The 44-year-old Ms Wati was at home with her four sons and a daughter when the fire allegedly broke out from their neighbour’s double–storey home.

“I was going to boil the kettle and prepare to make our dinner when I saw thick black come from my neighbour’s house. I called my children and we ran outside. We couldn’t even save any of our things because the fire had spread so fast.”

“I think it was caused by a ‘diya’ or electric fault from our neighbor’s house,” she claimed.

A double-storey wooden house, consisting of four flats and a single eight-bedroom wooden and corrugated iron flat, was also destroyed in the fire.

Emily Veiqali’s daughter, Sulueti Baleikoro, was at home as well when the fire broke out.

“This is a very hard time for us, I just don’t how to start all over again especially when I’m just a housemaid and not earning much,” Mrs Veiqali said.

“She (Sulueti) is still shocked at the moment about what happened. She was able to save two suitcases of clothes and our flat screen TV.”

Iliesa Turaganisoqo, 26, a mechanic at National Hire, also did his best to try and save what little he could.
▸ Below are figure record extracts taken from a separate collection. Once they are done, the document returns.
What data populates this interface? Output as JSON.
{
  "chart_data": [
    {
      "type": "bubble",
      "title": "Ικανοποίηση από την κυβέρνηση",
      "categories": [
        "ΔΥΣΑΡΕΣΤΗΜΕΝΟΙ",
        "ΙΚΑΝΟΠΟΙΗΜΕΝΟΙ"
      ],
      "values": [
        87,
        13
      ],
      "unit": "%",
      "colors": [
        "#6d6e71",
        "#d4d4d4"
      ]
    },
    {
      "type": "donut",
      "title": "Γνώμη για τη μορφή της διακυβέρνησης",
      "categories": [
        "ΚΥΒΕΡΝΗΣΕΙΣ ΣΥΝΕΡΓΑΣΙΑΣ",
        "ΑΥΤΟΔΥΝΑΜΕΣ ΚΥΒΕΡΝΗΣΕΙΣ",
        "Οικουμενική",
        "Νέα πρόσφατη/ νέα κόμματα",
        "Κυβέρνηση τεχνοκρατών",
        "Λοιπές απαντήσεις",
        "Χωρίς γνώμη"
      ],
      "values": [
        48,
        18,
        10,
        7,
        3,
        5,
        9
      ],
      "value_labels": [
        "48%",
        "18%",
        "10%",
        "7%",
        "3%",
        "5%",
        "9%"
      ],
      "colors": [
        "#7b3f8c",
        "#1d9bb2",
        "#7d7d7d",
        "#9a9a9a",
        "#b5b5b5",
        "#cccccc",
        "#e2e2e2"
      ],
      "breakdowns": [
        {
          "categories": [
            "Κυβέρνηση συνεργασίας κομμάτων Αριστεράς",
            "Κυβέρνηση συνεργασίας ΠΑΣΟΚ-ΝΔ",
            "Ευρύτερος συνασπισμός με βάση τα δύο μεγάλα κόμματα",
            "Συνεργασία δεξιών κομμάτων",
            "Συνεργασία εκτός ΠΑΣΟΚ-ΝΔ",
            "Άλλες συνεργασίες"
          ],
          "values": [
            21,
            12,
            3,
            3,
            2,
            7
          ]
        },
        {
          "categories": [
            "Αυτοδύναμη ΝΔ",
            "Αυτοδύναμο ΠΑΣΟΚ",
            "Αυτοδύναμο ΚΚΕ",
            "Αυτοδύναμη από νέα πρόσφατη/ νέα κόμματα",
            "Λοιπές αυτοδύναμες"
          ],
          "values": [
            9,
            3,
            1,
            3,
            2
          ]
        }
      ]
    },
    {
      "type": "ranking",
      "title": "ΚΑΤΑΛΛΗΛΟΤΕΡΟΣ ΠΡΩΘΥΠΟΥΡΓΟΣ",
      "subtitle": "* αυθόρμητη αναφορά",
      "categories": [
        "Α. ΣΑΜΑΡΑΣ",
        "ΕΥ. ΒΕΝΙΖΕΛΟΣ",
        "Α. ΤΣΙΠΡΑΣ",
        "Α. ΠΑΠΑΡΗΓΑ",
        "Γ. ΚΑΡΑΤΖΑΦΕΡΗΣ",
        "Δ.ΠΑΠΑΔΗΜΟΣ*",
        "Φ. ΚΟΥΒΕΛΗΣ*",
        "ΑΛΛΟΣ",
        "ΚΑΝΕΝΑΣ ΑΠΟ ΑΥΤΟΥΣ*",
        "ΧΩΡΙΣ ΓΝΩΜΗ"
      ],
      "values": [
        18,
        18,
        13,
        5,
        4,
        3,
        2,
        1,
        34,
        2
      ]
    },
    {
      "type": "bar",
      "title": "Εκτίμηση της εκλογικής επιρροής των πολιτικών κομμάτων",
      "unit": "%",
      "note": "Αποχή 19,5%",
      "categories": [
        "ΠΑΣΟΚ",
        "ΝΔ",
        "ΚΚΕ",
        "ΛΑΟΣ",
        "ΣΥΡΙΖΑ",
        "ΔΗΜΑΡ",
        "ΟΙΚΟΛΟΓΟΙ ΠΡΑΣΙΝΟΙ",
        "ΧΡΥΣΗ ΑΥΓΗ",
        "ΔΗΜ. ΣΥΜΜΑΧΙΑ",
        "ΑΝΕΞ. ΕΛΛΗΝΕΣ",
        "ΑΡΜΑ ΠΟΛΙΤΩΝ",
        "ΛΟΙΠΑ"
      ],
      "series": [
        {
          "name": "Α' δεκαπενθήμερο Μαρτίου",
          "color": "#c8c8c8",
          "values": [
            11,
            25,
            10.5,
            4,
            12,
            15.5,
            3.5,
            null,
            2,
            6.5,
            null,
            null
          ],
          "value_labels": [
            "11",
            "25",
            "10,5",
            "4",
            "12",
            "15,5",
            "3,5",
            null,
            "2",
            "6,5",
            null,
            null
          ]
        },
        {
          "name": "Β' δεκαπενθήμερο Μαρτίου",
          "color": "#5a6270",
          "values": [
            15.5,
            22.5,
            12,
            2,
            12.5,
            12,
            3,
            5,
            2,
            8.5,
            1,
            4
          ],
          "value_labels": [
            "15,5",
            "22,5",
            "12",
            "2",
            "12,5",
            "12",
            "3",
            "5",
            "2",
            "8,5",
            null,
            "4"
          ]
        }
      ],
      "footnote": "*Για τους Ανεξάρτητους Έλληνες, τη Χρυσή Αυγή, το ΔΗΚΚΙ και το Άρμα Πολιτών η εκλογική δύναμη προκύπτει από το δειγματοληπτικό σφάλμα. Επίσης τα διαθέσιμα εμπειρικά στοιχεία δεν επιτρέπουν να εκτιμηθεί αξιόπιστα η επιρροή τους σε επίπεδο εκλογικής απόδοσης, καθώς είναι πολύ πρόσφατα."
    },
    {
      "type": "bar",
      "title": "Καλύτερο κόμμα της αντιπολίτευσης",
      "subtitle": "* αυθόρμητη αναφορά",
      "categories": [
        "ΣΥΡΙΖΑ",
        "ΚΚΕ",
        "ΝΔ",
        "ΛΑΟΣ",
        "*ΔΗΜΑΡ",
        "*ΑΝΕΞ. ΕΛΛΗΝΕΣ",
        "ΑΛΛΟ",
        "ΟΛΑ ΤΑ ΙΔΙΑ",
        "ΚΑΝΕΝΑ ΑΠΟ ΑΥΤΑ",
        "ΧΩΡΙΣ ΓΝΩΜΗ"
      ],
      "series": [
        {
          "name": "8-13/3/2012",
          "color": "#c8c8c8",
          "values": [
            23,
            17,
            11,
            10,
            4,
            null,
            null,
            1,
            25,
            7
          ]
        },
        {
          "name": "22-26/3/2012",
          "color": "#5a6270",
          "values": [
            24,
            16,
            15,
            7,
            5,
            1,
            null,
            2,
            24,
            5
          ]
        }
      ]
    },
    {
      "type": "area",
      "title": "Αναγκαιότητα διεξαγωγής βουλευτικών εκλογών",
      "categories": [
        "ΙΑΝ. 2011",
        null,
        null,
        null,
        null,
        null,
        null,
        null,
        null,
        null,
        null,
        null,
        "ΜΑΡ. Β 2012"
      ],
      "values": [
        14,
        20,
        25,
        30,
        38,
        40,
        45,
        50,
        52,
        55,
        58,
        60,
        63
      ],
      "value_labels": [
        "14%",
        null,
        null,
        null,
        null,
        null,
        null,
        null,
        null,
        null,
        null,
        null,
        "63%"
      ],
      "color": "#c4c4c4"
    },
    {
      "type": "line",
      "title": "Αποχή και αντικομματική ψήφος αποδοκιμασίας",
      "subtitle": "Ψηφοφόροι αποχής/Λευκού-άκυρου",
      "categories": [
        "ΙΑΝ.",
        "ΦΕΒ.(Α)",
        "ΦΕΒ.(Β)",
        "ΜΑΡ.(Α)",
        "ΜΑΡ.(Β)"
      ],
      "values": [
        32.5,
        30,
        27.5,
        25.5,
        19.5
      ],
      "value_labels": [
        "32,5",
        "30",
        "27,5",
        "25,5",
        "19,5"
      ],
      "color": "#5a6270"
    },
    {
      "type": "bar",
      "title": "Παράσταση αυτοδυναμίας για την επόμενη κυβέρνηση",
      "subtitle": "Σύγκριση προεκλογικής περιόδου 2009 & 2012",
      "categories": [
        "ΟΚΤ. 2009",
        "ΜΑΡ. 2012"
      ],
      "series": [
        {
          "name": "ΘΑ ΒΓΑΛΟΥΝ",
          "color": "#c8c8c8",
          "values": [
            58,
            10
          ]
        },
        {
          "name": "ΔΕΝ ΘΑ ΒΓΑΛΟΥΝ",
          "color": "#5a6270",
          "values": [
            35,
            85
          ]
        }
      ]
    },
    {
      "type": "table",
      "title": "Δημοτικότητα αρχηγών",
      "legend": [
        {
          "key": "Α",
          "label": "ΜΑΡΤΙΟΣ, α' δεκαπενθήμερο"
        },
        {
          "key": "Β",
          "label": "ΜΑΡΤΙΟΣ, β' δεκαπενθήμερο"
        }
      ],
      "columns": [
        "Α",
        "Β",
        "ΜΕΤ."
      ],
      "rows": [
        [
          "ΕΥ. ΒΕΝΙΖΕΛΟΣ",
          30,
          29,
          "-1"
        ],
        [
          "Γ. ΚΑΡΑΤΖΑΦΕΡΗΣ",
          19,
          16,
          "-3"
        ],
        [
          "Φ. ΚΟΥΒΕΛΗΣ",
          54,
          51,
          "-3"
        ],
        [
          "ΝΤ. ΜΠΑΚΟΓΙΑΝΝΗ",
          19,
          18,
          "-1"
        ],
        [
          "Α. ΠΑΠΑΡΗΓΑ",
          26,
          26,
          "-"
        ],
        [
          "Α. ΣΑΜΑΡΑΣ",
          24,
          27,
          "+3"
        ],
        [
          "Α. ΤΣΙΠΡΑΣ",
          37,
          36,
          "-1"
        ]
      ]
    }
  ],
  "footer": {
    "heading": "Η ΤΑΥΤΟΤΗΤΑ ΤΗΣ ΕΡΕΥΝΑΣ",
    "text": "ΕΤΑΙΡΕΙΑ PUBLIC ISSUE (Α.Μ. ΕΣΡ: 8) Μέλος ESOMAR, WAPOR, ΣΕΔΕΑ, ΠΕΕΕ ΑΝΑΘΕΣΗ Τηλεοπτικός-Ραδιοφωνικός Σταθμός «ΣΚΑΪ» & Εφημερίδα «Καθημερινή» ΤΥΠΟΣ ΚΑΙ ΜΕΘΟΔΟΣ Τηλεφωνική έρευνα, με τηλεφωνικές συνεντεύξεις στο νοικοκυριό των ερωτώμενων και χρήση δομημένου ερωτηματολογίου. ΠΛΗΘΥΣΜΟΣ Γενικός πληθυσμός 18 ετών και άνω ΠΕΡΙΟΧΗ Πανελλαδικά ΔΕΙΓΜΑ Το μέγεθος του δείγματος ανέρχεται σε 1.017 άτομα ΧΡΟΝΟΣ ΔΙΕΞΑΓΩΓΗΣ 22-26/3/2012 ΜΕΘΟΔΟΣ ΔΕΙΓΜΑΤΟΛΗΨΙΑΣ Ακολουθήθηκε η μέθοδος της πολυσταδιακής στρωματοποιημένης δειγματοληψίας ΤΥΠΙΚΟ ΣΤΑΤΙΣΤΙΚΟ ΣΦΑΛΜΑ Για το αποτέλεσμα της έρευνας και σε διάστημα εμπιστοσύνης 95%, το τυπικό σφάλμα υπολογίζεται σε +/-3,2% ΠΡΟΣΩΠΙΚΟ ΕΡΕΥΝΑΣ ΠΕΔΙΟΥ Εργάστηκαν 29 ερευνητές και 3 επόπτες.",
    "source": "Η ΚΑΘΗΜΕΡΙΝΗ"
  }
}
Risking his life he even tried to save a baby that lives in a flat downstairs.

He was returning from work when he saw his neighbour’s (landlord) house on fire.

“I ran for our house to try and save some things and I was only able to get out a wooden chest. I ran to a flat downstairs because there was a baby inside and luckily they had run outside quickly. I managed to grab some of their clothes and threw it downhill from their home,” he said.

Ms Wati’s son, Sandeep Roy, could not hide his frustrations because he claimed the firefighters were 30 minutes late.

However, National Fire Authority chief executive officer John O’ Connor refuted claims that they were late to the scene.

“The team did all they could when they reached the scene, however their main priority was to prevent the fire from spreading to the nearby houses,” he said.

“I can understand the frustrations in understanding the firefighting strategies applied. I can sympathise with the families.

“Unfortunately we used the fire hydrants but the pressure was low and in order to get water we had to get back to Rewa Street to fill but traffic was really tight and our trucks just couldn’t move and that affected the initial fire fighting when our trucks started running out of water.”

Nine fire trucks from Suva, Valelevu, Nausori and Navua helped contained the fire.